I don't use browser extensions at all because they are often made by unknown developers and I cannot trust them.


I always thought it was strange that Google bothered adding so many XSS prevention measures to Chrome when they also happily give UXSS abilities to extension developers, complete with the veneer of trust provided by the Chrome web store.


> veneer of trust provided by the Chrome web store

Seriously? Who trusts the Chrome store or the Android store for that matter? If you've ever once submitted an app and seen how loose the security is, I can't see how you'd have any faith in their system.


You're viscously agreeing here. "Veneer" means a very thin layer of pretty material on top of cheaper material -- in this context the comment was saying that the trust afforded to Google is skin-deep and is probably unjustified.


Ahh you're quite right. Apologies, not enough coffee yet.


and if an extension is not downright malignand, they are often slow.


> urls in double encoded base64 format

I've seen that somewhere else; is it just for obfuscation? Or is there some other reason for it?


From what I've seen online a lot of these adware extensions do something similar.
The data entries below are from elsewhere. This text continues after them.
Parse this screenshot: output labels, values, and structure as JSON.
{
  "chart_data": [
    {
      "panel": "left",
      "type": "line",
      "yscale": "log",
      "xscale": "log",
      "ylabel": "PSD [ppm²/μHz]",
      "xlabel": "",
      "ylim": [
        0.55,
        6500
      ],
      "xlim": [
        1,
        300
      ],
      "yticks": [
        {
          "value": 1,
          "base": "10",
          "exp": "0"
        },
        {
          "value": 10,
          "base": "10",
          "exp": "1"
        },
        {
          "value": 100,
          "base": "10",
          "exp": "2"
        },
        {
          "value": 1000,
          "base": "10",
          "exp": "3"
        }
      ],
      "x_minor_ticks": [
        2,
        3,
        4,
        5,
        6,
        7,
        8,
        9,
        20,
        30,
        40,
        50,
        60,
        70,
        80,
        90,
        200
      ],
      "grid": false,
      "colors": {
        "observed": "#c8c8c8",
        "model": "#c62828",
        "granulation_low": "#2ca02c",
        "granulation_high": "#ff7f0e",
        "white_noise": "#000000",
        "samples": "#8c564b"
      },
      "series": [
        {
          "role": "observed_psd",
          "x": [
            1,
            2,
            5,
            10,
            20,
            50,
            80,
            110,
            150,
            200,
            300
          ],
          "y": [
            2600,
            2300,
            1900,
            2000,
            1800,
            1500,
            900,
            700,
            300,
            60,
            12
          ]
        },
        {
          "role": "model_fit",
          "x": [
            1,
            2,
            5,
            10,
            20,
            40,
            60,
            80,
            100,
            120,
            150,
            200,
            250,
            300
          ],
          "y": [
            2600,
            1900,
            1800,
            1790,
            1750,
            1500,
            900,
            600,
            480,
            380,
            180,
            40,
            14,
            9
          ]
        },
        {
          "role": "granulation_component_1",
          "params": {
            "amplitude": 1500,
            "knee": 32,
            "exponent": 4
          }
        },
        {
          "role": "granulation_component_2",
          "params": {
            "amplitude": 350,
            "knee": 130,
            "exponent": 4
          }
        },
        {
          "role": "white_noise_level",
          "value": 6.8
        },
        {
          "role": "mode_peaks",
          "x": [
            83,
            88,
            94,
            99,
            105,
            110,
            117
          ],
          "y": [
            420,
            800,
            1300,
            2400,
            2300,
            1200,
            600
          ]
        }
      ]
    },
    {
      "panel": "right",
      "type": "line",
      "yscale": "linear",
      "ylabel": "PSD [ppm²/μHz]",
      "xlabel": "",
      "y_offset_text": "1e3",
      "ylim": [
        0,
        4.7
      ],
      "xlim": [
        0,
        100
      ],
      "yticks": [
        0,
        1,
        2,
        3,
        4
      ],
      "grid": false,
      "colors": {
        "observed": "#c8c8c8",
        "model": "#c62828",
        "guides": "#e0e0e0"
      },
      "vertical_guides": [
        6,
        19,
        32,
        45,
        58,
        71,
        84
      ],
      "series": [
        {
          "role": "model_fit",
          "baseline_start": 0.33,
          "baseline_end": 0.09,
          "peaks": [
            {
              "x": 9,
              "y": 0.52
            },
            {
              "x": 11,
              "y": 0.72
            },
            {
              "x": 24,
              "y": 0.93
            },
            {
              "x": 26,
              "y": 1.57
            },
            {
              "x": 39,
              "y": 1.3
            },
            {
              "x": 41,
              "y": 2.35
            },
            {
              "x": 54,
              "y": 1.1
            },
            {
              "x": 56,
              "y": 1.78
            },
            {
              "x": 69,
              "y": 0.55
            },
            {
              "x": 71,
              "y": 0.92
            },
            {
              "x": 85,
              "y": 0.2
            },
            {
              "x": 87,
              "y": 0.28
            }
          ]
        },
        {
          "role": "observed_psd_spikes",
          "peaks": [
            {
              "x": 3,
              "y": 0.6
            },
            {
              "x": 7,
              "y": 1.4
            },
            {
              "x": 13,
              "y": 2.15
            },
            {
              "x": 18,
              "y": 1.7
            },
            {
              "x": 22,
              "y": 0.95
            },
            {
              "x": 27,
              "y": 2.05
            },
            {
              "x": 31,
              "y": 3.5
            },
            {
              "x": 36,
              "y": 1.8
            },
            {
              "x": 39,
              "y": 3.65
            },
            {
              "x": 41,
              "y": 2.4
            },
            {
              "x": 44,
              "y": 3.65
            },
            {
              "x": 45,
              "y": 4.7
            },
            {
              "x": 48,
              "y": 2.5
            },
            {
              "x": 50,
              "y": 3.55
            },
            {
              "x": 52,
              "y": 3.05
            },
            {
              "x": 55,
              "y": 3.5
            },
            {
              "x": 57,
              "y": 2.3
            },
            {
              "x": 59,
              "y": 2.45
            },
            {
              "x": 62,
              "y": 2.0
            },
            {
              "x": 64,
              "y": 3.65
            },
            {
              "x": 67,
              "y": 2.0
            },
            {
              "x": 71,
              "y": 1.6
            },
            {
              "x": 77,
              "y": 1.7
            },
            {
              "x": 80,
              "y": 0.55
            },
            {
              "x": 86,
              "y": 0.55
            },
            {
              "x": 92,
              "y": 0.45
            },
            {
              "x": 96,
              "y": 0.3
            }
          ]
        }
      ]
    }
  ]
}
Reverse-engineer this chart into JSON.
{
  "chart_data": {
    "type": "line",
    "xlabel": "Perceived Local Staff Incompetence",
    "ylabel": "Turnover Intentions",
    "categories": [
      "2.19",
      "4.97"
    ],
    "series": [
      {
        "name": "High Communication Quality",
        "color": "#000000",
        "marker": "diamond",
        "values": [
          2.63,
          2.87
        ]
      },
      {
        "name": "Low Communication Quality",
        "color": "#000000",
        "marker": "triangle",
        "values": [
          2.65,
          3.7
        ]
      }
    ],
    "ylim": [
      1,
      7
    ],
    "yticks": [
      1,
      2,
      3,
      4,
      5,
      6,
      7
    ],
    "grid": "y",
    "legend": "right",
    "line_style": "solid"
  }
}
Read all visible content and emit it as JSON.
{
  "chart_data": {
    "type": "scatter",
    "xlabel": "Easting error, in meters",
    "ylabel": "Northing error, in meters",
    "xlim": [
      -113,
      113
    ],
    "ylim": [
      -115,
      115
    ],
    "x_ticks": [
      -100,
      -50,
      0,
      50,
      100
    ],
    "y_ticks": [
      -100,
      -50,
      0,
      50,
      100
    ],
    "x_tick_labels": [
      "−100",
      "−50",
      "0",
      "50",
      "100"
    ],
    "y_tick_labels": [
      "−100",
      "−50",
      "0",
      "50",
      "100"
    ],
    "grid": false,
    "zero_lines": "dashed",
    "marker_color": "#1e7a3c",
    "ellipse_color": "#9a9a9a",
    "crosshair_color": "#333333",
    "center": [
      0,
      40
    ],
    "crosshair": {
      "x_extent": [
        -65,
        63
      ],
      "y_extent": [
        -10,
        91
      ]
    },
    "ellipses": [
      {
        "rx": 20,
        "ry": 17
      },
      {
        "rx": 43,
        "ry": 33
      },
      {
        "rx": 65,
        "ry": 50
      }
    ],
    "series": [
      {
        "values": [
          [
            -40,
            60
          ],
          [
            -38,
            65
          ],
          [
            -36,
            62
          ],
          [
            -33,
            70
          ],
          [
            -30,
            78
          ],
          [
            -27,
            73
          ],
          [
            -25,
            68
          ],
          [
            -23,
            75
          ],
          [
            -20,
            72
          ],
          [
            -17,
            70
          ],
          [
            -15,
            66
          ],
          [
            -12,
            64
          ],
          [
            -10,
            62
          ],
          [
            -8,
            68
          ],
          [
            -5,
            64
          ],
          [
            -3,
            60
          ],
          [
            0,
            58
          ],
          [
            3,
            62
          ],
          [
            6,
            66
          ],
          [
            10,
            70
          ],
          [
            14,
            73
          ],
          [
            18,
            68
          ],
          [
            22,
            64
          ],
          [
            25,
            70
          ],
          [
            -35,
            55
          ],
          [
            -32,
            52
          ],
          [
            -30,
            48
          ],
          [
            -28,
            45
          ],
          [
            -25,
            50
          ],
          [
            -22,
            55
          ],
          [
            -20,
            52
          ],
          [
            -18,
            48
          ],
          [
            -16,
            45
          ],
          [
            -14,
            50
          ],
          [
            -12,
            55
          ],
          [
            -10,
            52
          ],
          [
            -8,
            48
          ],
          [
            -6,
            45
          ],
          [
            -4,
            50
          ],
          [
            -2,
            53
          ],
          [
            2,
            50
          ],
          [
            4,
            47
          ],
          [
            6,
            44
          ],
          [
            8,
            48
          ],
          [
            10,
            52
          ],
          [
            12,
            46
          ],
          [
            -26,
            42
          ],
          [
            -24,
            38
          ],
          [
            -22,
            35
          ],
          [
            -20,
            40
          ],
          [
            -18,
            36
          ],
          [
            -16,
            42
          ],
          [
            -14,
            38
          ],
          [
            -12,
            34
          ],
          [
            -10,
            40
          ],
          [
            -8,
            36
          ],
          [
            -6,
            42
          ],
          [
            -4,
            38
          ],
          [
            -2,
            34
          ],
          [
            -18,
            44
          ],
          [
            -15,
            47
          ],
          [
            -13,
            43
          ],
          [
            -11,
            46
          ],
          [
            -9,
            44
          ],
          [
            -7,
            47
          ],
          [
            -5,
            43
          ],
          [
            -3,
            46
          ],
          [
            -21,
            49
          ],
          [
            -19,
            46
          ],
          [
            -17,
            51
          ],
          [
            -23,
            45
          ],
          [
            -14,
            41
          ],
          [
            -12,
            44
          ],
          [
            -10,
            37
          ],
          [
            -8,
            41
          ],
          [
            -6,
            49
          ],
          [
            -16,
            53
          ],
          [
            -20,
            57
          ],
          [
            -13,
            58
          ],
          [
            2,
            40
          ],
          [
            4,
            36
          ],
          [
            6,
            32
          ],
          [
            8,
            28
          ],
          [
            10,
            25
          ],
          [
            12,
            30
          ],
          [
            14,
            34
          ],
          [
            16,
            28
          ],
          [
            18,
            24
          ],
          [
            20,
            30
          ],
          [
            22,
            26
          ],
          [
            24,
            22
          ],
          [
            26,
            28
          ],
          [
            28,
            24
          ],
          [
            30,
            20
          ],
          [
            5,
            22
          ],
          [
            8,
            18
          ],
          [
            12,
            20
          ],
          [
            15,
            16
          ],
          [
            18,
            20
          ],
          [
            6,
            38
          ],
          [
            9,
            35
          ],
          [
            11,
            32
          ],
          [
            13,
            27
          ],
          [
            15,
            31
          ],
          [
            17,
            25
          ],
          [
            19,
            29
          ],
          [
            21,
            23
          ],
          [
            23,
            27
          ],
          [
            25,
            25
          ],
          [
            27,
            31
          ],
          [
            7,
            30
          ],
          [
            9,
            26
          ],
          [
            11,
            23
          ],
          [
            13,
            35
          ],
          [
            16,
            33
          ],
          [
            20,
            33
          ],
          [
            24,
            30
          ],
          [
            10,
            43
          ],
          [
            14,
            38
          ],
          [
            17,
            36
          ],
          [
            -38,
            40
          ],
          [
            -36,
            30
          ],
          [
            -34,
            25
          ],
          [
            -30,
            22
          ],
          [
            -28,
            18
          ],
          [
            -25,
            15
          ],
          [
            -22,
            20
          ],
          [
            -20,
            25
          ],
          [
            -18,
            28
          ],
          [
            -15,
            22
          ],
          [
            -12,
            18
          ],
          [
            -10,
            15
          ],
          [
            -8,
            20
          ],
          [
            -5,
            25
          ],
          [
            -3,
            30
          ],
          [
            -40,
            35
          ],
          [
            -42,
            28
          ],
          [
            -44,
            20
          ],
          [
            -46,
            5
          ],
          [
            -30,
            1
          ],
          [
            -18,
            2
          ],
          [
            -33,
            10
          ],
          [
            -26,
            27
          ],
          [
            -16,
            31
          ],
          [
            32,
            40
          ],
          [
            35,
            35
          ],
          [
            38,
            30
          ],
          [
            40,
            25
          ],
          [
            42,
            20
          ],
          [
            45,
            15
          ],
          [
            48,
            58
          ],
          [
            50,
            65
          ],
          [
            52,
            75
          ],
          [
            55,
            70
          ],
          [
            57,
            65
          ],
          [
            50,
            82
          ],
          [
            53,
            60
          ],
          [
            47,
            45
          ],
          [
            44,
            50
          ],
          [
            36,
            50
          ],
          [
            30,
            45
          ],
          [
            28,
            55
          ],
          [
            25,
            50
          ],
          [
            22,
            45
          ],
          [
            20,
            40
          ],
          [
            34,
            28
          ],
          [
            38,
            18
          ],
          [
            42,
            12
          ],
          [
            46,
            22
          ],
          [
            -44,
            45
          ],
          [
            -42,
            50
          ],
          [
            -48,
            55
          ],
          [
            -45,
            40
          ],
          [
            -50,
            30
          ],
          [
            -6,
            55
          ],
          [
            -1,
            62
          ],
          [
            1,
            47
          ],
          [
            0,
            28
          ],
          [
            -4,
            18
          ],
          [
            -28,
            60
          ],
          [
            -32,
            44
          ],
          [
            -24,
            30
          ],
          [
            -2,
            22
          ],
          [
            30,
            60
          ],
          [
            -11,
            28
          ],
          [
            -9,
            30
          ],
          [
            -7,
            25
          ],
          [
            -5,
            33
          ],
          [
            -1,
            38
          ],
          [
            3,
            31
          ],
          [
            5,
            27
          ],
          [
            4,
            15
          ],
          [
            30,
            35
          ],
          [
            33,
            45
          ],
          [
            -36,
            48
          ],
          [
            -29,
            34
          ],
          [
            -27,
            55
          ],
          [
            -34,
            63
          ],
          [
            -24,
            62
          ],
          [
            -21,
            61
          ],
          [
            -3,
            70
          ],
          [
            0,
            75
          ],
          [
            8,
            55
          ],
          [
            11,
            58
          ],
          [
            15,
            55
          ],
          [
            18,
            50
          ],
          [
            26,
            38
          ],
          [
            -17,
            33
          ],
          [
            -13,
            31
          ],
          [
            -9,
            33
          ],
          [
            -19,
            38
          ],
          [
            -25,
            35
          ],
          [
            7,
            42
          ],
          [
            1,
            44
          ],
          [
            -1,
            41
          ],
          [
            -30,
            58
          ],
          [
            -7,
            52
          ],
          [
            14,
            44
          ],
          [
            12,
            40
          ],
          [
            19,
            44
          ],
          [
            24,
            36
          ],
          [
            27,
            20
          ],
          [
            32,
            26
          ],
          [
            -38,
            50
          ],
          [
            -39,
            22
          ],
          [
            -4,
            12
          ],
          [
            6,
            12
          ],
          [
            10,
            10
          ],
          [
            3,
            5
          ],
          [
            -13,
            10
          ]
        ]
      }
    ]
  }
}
To me it doesn't make sense as an obfuscation method since anyone capable of capturing traces of network activity (or using chrome dev tools to do the equivalent) can probably recognize a base64 encoding and can just run the decoder a second time.

Maybe it might fool some automated analyzers though.


I've definitely seen naive analyzers just do something like:

-Input string

-If string is Base64 encoded

--Run base64decode(string)

-Output new string

With no recursion for an iterated check of any sort of encoding.